I just spent a night with a 2011 Cadillac CTS-V wagon, and I can’t help but feel a little grateful. Grateful that Cadillac not only saw fit to launch a five-door version of its latest CTS (along with such an awe-inspiring performance version), but also that the end product was a far cry from the company’s first attempt at a CTS wagon.
About a year or so back, I was driving by a GM-owned parking lot in Metro Detroit that was filled with vehicles slated for disposal. Something caught my eye — I thought I saw a first-generation Cadillac CTS, but I also thought I glimpsed an elongated roof and an extra set of pillars. Was I seeing things?
Not exactly. I circled back, and peered through a fence from the safe haven of a sidewalk. Sure enough, tucked alongside other engineering mules and scrapped vehicles was a design mockup for a first-gen CTS wagon.
The 00-00-00 license plate, coupled with a number of faux trim elements peeling from parts of the car, indicated this spent most of its life within GM’s design studio, and likely never moved under its own power. But the thing was still captivating — not only was it evidence Caddy had considered a CTS wagon before, but a high-riding, butched-up wagon designed to appeal to SUV-loving buyers.

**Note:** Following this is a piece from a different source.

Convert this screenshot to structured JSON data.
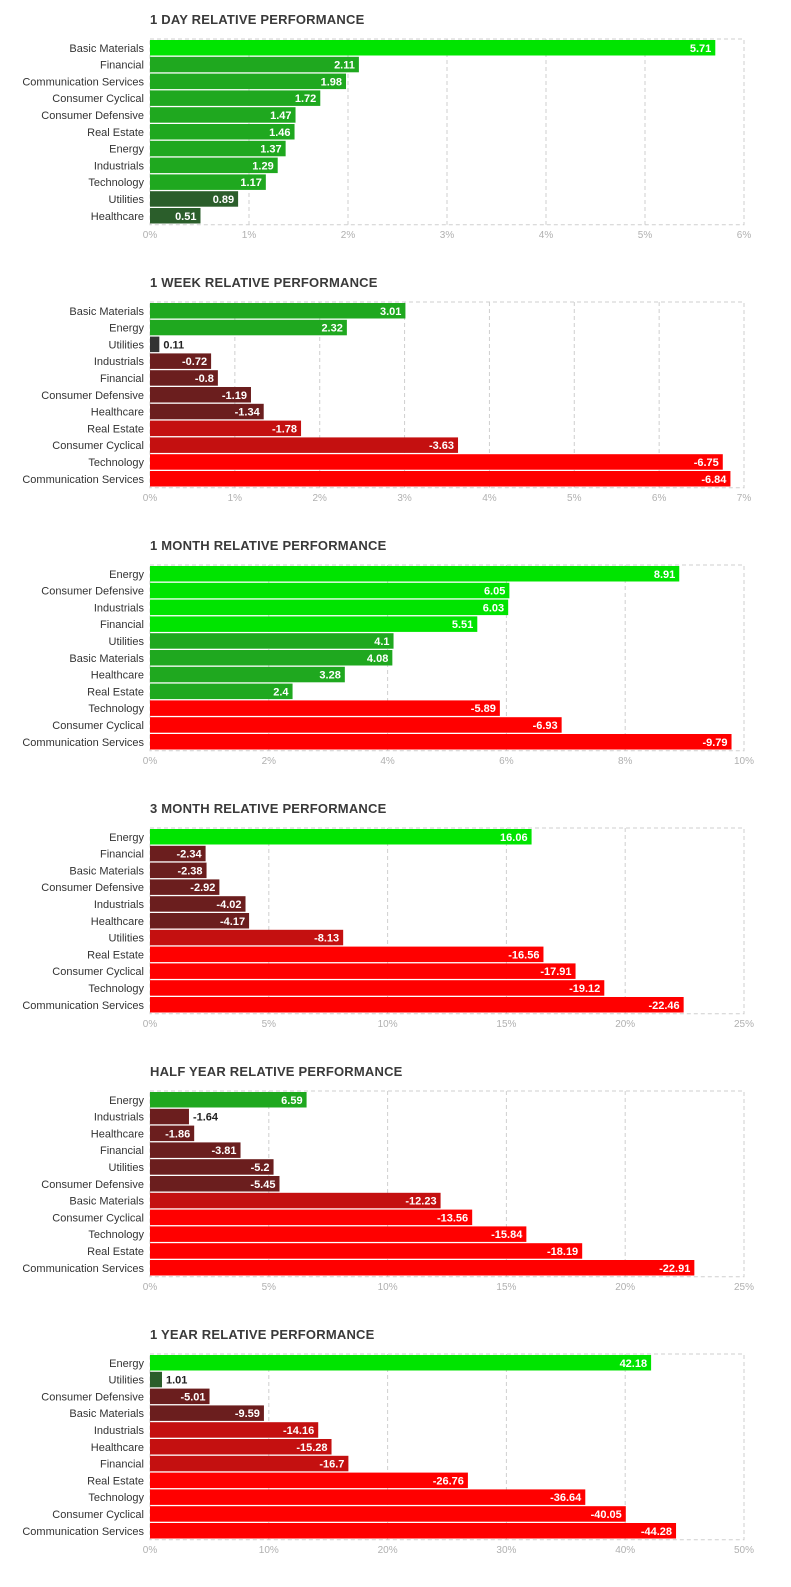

The end result looks a little like an American knock-off of Audi’s not-so-successful A6 Allroad Quattro. In addition to the tall stance and large wheels, designers were apparently also working on adding anodized front and rear skid plates, grey cladding along the rockers, and matching grey bumpers out back.
This all suggests Cadillac was considering adding all-wheel-drive to the CTS line way-back when. That was certainly plausible, considering two other variants of the Sigma platform were capable of delivering power to the front wheels, but it would have been new for the CTS itself. Although the second-generation was (and is) sold in AWD form, the initial model never was.
What I’d like to know is exactly when this idea came about. I can’t help but think this steps closely on the toes of the original SRX, which not only shared its Sigma platform with the CTS, but always felt a little more wagon-like than many of its competitors. I wouldn’t be surprised if this concept was nixed after Audi canned the Allroad in the states, opting instead for conventional SUVs and crossovers instead.
That’s a mystery I may never solve. Few at GM seem to remember the project, or those who do remain silent, apparently in the hope they’ll someday forget. Regardless, the mockup itself is history (literally; it was demolished a week after I shot these photos), but thankfully the idea of a CTS wagon wasn’t so easily dismissed.